Writing in The Jewish Week, Gary Rosenblatt tackles the thorny problem of how we religious Jews should relate to our non-religious brethren:
How should Orthodox Jews relate to other Jews in modern society? Should they emulate Noah, who obeyed God’s command to build an ark and separate himself and his family from the rest of the world that was literally drowning? Or should they follow the example of Abraham, who argued with God in order to try to save the lives of the sinful inhabitants of Sodom and Gomorrah?
Off the top, both examples are, when analyzed, not exactly the best ones to make Rosenblatt's case in either direction. Noach, did not separate himself from the rest of humanity. As Chazal make abundantly clear, during the 120 years he spent building the ark, he was in contact with other folks. He hid the purpose of the ark, to survive a coming global calamity, from no one. When the mabul came, he didn't enter the ark because he was frustrated by his neighbours and wanted to get away from them. He did it so that he wouldn't be killed.
Avraham Avinu, on the other hand, was a much different case. Rather than go to people, he waited for people to come to him. Yes, his tent was open in all four directions so that any wayfarer could enter no matter what direction he approached from, but the wayfarer still had to approach. Other than the three angels, Avraham didn't exactly go door to door and ask people if they'd put tefillin on today. As for the example of Sodom, Avraham may have prayed for them but he didn't associate with them, not one bit. His only conversation with the king of the city is terse, along the lines of: Take your stuff and screw off buddy.
Amongst today's Jews, there are a few Noah figures. Chabad comes to mind, although they don't actually promise an apolcalypse but they are rather active in trying to get people to come closer to Torah and the Ribono shel Olam. However, there are no Avraham figures out there, people who have compassion for the worst of what's in this world and who would fight to the death to protect them. So neither model seems an appropriate for the today's Orthodox Jewry.
Fortunatley, the featured figure in his article, Rav Benny Lau, seems to be quite the sensible fellow:
Rabbi Benny Lau, a popular Jerusalem spiritual leader and director of the Center for Judaism and Society at Beit Morasha, an Israeli academic center for Jewish studies and leadership development, posited those two biblical extremes in discussing the topic "If I Forget Thee Tel Aviv: Orthodoxy’s Responsibility to World Jewry and
Humanity" on a recent Sunday at a local forum. He came down squarely in the Abraham camp, asserting "we should not accept the view of some Orthodox Jews who want to stay on the ark, believing that the outside world is dangerous."
In arguing for compassion and engagement, he also disagreed with the interpretation of Rashi, the most famous biblical and Talmudic commentator, who, in discussing a Talmudic point about what should be done if a convert to Judaism wants to go back to his old life, concludes, "we don’t care."
Times have changed, said Rabbi Lau. "My reaction is just the opposite. Our slogan should be ‘I care.’"...
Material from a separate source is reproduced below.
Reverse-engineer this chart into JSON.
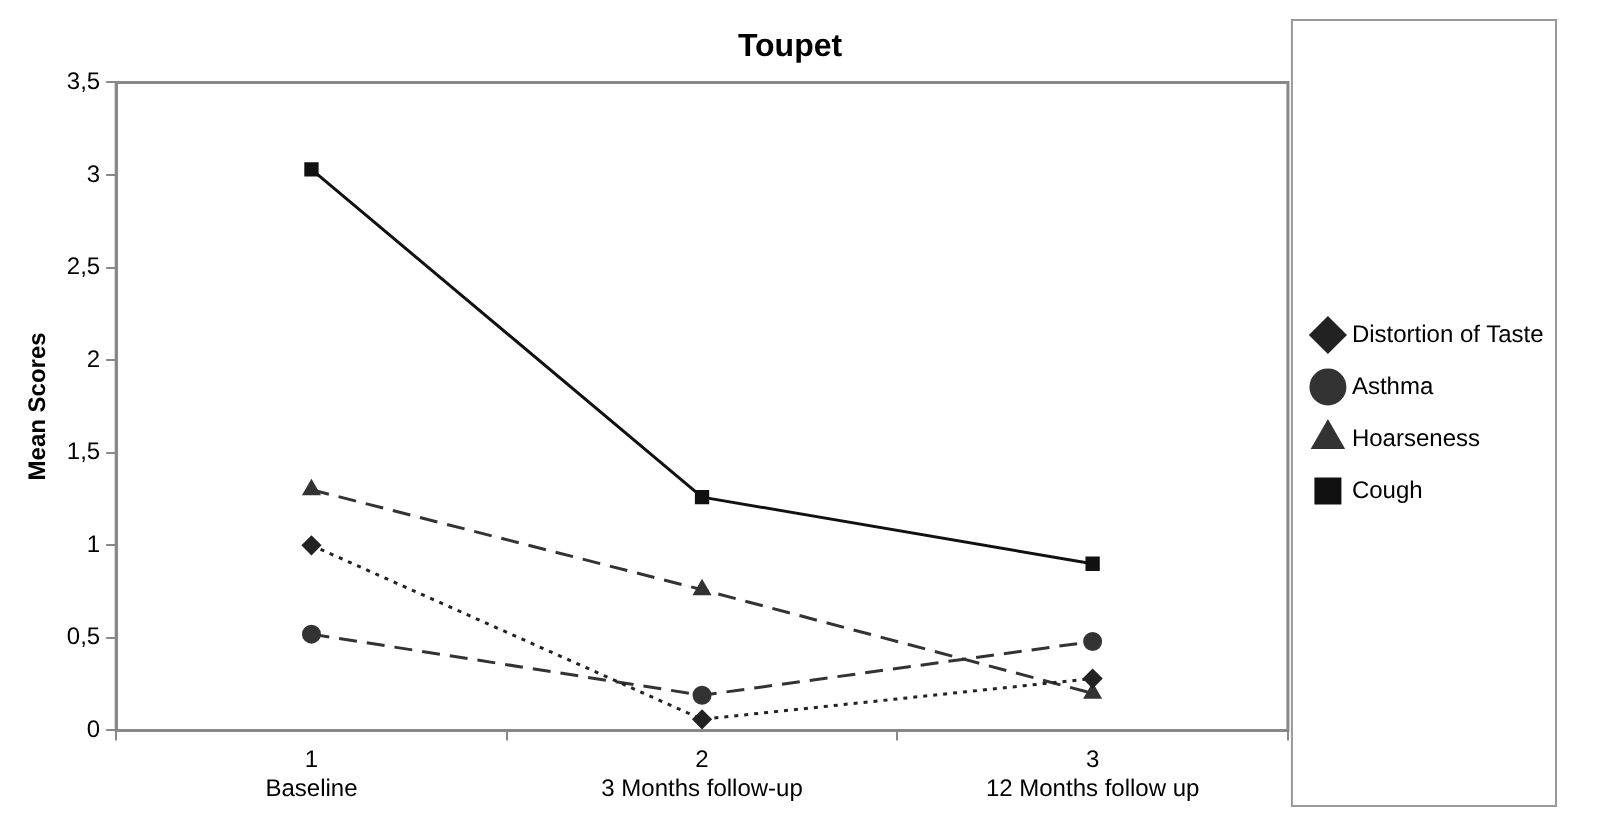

Asked by moderator Eugene Korn, a rabbi and scholar in areas of Jewish ethics, to address the situation in Israel, Rabbi Lau said it was "a tragedy" that many secular Israelis think rabbis concern themselves only with matters of kashrut, the Knesset and money, and that Judaism has little to say about health care or issues of social justice.
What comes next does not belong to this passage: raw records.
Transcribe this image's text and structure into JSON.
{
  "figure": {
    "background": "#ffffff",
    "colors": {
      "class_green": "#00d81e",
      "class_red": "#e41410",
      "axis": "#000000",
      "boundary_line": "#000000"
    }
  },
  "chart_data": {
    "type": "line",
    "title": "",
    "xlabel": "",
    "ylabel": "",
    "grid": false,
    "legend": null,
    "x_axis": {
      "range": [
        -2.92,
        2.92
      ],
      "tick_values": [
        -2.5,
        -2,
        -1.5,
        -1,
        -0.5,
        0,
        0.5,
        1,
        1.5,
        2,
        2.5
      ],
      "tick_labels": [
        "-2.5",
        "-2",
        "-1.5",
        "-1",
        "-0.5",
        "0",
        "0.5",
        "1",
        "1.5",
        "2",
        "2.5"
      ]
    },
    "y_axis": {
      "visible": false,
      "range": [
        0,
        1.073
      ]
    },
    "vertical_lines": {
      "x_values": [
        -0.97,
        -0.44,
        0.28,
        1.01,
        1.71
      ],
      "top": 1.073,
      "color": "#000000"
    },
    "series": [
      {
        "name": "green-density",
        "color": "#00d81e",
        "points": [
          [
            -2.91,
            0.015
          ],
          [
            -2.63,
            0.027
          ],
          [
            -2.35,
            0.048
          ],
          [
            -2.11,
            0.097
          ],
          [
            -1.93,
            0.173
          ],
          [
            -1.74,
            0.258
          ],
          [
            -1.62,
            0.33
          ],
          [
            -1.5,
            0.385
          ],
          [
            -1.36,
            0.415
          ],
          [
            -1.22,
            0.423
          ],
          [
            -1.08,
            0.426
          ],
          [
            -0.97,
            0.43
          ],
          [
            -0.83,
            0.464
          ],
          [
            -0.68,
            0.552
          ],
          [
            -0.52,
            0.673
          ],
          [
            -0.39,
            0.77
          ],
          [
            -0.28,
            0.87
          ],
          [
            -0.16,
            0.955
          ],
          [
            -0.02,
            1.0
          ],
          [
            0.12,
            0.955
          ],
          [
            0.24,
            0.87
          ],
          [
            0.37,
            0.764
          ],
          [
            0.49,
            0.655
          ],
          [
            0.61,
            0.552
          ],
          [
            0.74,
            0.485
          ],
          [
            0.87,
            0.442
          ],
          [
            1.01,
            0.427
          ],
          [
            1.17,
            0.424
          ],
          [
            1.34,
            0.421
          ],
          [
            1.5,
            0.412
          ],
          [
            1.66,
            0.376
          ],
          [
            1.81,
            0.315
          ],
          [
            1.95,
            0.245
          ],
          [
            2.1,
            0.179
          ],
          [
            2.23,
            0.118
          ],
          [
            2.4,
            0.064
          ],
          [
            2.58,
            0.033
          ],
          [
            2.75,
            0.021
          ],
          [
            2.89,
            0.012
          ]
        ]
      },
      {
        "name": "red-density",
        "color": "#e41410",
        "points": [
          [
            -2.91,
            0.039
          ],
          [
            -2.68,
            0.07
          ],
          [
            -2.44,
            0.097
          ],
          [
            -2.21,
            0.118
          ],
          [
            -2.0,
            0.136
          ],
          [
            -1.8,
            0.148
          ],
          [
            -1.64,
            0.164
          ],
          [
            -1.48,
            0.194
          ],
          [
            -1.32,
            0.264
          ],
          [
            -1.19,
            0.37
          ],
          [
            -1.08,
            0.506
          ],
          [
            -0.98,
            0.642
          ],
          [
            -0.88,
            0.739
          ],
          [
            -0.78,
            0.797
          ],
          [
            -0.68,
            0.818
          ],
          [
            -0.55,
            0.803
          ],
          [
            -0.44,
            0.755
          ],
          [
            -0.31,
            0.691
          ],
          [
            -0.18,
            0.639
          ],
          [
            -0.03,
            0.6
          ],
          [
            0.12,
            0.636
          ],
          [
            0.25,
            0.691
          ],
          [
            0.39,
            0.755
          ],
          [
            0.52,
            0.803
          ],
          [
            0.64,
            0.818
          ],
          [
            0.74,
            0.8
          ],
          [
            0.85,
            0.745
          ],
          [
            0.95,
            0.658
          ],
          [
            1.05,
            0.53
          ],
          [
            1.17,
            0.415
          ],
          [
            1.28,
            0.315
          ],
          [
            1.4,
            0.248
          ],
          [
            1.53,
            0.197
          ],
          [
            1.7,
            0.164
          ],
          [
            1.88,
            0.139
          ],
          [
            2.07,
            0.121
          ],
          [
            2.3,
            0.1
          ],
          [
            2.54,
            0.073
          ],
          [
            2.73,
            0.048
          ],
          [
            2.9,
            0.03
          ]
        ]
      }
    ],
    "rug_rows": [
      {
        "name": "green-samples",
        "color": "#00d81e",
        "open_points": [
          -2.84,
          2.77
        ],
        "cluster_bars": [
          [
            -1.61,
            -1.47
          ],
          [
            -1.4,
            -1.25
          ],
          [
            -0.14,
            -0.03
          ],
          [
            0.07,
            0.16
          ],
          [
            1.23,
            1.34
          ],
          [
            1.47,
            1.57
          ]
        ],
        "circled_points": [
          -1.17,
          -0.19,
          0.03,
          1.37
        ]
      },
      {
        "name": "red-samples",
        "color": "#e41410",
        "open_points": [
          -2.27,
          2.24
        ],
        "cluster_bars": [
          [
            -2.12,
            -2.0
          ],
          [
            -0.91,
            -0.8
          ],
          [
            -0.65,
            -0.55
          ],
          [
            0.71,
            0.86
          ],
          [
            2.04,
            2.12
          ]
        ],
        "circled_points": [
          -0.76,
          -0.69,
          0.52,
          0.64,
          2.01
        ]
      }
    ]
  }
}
He said he would like to do away with the word "Orthodox" and other denominational divisions, preferring the notion of "living with mitzvot."
"When you are confident with yourself, you can be open to others," Rabbi Lau said. "When you are fearful, then you are closed."
While there was strong agreement among the panelists and moderator of the program, the fact is that many if not most Orthodox Jews here and in Israel eschew contact with other communities, either out of lack of interest or fear that such associations can weaken the core.
Unfortunately I think there's good reason for that fear and lack of interest. As Western society continues to polarize between the radically religious and the fanatically uninterested, there is less and less common ground for the two sides to meet and have coffee over.
Yet as religious Jews it is our responsibility to show our non-religious brethren all that is fulfilling and uplifting about Judaism. Instead of focusing on how to make life more difficult with the latest chumra-of-the-week, we should be bringing people into our homes on Friday nights and teaching them zemiros. Let them see the positive and perhaps it will have the effect it must have.
In the end, it's not Noah or Avraham that is the ideal role model for Orthodox Jews, but rather Aharon HaKohen who, as Avos tells us, loved peace and pursued it. He did go door to door, not to inflict religion but to show kindness on his contemporaries. Instead of sitting on our haunches and feelings self-righteous in the knowledge that we have the right path, we should be trying more to share that truth kindly with others.